Yukarıdaki sözler vokalde Kutay Soyocak, gitarlarda Taner Yücel ve davulda Can Kalyoncu üçlüsünün kadrosunu şekillendirdiği Jakuzi’den. Grubun Fantezi Müzik adlı yeni stüdyo albümündeki tüm şarkılar saykodelik soundu takip eden içe kapanık, vurucu, kaybediş halini tüm samimiyetiyle kabul eden ve bu kaybediş haliyle yüzleşmekten de çekinmeyen sözler ihtiva ediyor. Kapak tasarımını Berk Çakmakçı’nın yaptığı albümde Aptal Bir İnat, Lubunya ve Yine Aynı Şeyi Yaptım gibi güçlü şarkılar bulunuyor. Bunlar arasında en çok dikkatimi çeken şarkı sözlerini üstte belirttiğim Koca Bir Saçmalık oldu. 1980’ler müziğine selam duran bu parçayı onlarca kez albümden bağımsız olarak dinledim ve şarkı her dinleyişimde bana başka başka şeyler anlattı. Bir şarkının atmosferinden içeri girebilirseniz ancak o zaman onu her dinleyişte tekrar keşfedersiniz. Koca Bir Saçmalık’ta ben o hattı geçtim.

Domuz Recods aracılığıyla ilk önce dijital platformlar üzerinden servis edilmişti Fantezi Müzik. İlerleyen günlerde de kaset baskısı yayımlandı. Kaset merakının ekip için salt bir baskı format tercihi olmadığı aşikâr. Çünkü müziklerinde kasetin moda olduğu dönemlere, bundan otuz sene öncesine kolaylıkla yol almak mümkün. Coldwave, dream pop ya da new wave gibi alt akımları Jakuzi’nin sounduna yakıştırmak hiç zor olmaz. Evet, ekip gidebildiği kadar geriye gidiyor ve Joy Division esintilerinin de içinde olduğu undrground tarihinin örneklerine kulak kabartıyor. Ama Jakuzi’nin şarkılarında tüm bu tarz arayışlarının, tarihten bir efsaneye benzeme isteğinin dışında tamamen özgün dışavurumlar da mevcut.
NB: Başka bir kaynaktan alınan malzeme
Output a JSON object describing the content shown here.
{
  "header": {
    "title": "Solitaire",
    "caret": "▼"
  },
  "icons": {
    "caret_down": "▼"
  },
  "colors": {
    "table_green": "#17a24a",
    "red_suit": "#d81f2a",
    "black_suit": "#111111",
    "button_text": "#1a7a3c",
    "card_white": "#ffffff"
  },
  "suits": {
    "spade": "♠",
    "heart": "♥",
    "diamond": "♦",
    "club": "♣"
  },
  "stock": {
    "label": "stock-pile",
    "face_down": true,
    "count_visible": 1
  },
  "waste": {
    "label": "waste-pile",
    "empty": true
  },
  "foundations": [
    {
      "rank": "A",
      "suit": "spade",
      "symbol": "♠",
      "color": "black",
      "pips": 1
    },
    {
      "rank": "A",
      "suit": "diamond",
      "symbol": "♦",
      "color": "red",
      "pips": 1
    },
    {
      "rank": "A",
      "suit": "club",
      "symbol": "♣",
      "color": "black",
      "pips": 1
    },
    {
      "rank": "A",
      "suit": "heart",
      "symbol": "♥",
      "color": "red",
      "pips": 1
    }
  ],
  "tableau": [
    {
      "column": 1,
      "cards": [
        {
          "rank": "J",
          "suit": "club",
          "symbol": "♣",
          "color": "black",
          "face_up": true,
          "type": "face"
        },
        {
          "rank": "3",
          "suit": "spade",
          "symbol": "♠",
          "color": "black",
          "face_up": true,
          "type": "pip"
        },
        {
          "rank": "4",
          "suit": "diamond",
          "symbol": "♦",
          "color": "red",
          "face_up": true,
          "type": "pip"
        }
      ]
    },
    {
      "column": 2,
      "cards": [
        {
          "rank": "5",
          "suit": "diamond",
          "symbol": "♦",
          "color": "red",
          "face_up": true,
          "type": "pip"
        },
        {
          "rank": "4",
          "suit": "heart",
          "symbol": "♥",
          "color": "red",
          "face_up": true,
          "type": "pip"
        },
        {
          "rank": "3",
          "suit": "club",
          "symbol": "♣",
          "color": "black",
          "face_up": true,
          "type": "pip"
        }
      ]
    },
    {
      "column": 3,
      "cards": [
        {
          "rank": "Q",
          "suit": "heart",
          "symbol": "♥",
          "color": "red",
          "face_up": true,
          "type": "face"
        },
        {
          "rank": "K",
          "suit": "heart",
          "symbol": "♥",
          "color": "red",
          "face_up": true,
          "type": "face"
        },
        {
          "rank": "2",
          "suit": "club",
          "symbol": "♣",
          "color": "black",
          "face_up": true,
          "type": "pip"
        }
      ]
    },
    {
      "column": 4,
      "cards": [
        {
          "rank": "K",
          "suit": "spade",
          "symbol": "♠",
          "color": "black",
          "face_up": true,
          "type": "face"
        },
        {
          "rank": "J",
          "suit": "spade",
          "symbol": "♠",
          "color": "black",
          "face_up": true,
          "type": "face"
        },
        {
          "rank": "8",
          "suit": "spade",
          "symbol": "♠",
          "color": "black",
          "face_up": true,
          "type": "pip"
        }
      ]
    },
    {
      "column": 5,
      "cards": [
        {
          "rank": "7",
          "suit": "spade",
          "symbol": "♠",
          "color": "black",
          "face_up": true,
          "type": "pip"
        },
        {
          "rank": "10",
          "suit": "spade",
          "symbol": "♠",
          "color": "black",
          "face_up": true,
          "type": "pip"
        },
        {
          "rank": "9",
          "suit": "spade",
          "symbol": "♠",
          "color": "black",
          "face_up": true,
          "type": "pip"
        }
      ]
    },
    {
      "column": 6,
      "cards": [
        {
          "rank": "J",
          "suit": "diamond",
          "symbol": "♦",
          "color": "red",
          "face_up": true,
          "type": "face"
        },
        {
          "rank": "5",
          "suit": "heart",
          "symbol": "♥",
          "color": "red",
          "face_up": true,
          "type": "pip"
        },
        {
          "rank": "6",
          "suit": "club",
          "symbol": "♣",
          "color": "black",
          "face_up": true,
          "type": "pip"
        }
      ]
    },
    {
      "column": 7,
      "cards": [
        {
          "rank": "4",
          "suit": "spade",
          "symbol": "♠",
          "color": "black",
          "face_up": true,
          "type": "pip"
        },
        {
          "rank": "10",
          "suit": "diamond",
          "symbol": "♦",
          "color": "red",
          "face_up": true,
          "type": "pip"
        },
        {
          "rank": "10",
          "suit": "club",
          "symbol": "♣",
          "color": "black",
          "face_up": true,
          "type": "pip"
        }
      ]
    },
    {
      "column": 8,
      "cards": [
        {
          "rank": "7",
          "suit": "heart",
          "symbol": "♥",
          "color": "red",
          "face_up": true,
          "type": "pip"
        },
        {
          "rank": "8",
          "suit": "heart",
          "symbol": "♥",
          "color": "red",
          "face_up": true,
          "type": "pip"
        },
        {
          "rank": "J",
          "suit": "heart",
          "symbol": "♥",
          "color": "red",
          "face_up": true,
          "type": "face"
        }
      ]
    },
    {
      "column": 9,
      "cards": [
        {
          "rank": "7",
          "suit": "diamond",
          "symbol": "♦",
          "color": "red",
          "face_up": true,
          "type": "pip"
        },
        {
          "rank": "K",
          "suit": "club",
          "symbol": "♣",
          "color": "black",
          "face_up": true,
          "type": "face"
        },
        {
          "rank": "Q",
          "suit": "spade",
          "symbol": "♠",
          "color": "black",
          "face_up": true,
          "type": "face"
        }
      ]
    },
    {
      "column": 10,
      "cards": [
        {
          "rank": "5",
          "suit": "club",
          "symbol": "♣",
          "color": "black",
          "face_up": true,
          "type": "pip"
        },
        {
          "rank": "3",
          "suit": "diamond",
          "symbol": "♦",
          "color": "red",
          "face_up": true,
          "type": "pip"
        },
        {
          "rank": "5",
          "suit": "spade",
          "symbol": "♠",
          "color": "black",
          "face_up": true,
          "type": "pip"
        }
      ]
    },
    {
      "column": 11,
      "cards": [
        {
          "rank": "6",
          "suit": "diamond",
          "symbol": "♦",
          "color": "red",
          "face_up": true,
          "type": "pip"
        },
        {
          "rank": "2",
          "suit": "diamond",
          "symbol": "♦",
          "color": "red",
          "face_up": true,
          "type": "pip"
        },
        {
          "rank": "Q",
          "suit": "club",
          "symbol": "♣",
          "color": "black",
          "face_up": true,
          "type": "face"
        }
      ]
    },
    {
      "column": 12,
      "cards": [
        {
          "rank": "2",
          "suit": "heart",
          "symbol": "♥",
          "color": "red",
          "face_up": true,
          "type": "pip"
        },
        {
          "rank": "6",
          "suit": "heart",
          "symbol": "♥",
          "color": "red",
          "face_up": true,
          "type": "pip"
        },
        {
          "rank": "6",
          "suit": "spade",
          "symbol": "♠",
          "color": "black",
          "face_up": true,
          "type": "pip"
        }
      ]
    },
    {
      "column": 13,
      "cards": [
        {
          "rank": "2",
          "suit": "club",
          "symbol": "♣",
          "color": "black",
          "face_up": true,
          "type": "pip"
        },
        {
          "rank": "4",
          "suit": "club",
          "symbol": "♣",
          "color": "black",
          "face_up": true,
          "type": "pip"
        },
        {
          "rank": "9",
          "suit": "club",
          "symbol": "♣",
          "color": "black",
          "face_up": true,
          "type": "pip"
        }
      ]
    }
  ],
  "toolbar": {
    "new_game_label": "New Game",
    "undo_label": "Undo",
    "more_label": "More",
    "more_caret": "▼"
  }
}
Bunun en net kanıtı şudur: Jakuzi’nin kendine ait hikâyeleri var. Bir yerde şöyle diyorlar ve pek de haksız sayılmazlar: “Bizi burada yaşatan / Elimizi bağlayan /Aptal bir inat sanki / Kanıtlama gayreti.” Jakuzi kendi dünyasında yaşıyor. O dünya biraz karanlık, biraz da dağınık. Ama kesinlikle sıradan değil.